Excitatory and inhibitory neurons operate in tandem for proper brain function but in many cases their balance is disrupted, which may underlie symptoms of neuropsychiatric disorders. In particular, GABAergic cortical interneurons (CINs) are a primary source of inhibition and provide this in many ways through a diverse population of unique CIN types with divergent molecular, cellular and physiological properties. The underlying mechanisms that promote their unique properties are a matter of intense study and the developmental biology of one type specifically, fast-spiking CINs that express parvalbumin (PV), is the least understood.

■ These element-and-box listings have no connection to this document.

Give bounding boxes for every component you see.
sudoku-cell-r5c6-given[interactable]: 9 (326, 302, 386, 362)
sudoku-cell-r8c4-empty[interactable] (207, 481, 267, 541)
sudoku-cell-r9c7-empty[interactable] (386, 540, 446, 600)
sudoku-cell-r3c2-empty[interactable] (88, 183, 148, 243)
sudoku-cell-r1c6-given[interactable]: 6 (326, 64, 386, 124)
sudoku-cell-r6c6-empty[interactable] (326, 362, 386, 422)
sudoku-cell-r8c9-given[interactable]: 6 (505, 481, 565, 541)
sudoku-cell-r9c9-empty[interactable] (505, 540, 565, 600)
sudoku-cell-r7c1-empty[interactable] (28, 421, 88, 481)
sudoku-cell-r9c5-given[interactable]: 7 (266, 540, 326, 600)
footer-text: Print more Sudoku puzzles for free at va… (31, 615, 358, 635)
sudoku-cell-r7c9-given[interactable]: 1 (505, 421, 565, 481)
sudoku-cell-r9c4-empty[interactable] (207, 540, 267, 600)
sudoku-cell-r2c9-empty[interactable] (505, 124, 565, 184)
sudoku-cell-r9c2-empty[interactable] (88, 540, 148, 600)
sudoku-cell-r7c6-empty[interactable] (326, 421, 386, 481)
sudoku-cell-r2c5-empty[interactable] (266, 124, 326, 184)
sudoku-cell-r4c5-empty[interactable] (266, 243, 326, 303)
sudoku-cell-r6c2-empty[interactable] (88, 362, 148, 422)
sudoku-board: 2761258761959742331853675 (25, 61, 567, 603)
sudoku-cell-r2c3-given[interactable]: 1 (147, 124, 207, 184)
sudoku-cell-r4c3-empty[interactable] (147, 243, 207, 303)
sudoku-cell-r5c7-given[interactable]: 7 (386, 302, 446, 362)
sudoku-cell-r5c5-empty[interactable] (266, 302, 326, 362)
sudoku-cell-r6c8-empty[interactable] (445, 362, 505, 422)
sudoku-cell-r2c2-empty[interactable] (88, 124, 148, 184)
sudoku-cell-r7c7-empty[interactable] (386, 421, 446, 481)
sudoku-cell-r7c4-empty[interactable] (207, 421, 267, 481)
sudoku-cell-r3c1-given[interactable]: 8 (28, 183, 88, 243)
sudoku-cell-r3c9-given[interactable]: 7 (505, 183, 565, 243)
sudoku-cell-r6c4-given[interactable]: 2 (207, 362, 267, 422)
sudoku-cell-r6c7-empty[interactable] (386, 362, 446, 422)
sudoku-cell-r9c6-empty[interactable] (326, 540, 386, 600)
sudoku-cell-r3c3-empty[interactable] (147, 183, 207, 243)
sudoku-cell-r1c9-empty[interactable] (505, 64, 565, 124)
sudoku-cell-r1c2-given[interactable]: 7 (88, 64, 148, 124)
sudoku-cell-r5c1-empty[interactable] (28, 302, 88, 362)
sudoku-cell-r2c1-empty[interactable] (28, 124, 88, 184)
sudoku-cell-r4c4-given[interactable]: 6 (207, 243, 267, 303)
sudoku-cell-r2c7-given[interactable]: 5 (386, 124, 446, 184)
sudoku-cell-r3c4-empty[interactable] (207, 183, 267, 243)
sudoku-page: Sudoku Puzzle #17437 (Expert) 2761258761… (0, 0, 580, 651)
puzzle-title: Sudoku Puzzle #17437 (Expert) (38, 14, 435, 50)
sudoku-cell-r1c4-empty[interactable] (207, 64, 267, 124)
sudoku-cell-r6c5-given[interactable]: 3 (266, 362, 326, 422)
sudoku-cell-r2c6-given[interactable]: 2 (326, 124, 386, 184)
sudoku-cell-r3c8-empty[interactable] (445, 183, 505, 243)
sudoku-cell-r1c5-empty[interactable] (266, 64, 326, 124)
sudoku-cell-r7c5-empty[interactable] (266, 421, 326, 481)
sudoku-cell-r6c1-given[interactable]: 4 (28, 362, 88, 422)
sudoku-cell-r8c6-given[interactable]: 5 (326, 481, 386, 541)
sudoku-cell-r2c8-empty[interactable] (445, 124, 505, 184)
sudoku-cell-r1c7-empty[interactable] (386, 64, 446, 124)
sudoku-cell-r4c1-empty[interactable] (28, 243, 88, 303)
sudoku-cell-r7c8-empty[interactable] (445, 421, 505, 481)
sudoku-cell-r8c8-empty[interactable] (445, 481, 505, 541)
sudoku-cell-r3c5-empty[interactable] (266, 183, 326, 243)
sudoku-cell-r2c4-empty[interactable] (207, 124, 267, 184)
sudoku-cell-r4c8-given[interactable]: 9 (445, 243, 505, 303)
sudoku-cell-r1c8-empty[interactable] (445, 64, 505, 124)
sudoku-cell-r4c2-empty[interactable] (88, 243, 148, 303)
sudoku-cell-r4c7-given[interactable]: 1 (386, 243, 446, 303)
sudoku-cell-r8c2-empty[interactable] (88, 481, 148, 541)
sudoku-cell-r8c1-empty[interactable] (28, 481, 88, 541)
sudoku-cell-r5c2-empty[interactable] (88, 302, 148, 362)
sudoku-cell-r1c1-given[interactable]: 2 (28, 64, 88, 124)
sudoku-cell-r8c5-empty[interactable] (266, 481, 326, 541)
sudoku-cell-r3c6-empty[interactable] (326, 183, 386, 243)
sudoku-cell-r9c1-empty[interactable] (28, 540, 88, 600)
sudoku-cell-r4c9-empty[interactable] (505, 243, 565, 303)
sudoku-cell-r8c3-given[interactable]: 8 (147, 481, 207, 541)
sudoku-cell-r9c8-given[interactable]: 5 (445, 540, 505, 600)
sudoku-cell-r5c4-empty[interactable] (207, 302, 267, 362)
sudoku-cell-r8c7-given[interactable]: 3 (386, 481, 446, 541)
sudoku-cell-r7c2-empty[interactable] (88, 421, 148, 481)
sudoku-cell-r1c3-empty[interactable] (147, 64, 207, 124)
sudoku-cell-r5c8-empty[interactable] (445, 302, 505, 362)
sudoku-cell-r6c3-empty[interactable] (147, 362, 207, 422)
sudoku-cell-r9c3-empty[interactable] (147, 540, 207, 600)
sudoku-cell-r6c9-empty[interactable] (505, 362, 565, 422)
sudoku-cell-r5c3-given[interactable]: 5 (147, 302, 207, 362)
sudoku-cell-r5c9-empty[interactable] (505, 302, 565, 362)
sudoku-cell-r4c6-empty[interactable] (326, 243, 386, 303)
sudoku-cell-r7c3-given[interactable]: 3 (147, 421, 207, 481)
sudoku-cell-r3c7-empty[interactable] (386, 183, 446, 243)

For many decades we have focused on transcription factors as the primary determinants of CIN properties but have not looked extensively at other processes like cellular signaling. Herein, we examined the consequences of deleting the syndromic gene, Tsc1, which underlies Tuberous Sclerosis Complex, to uncover its role in CIN development. Tsc1 is part of a well-studied signaling pathway that inhibits mammalian target of rapamycin (MTOR), which positively regulates cell growth and survival. Unexpectedly, we found that a small group of CINs that normally express somatostatin aberrantly expressed PV and exhibited fast-spiking properties when Tsc1 was depleted. These phenotypes were cell autonomous and could be rescued by the MTOR inhibitor rapamycin at adult ages, suggesting that the ability to upregulate PV expression and fast-spiking properties could be modulated by cellular signaling events and was dynamic in adult mice. This presents a new inroad into how some CIN properties may arise, not only by transcriptional programming but also events outside the nucleus coming into play.

“MTOR and cortical GABAergic interneuron development: new insights”

Dr. Daniel Vogt

Dr. Daniel Vogt

Assistant Professor, Pediatrics and Human Development, Michigan State University

The Vogt lab is interested in the development and maturation of cortical GABAergic interneurons and how these cells contribute to cognitive symptoms of several neuropsychiatric disorders including autism spectrum disorder. The lab uses a combination of genetic mouse models, as well as molecular and cellular biological approaches to answer these questions. The lab is housed in downtown Grand Rapids, Michigan and we have been part of the Department of Pediatrics and Human Development at Michigan State University for a little over two years. Before this time Dr. Vogt received his PhD from Case Western Reserve University in Cleveland, Ohio and then trained in the lab of John Rubenstein at the University of California, San Francisco as a postdoc and later as an Assistant Research Professor.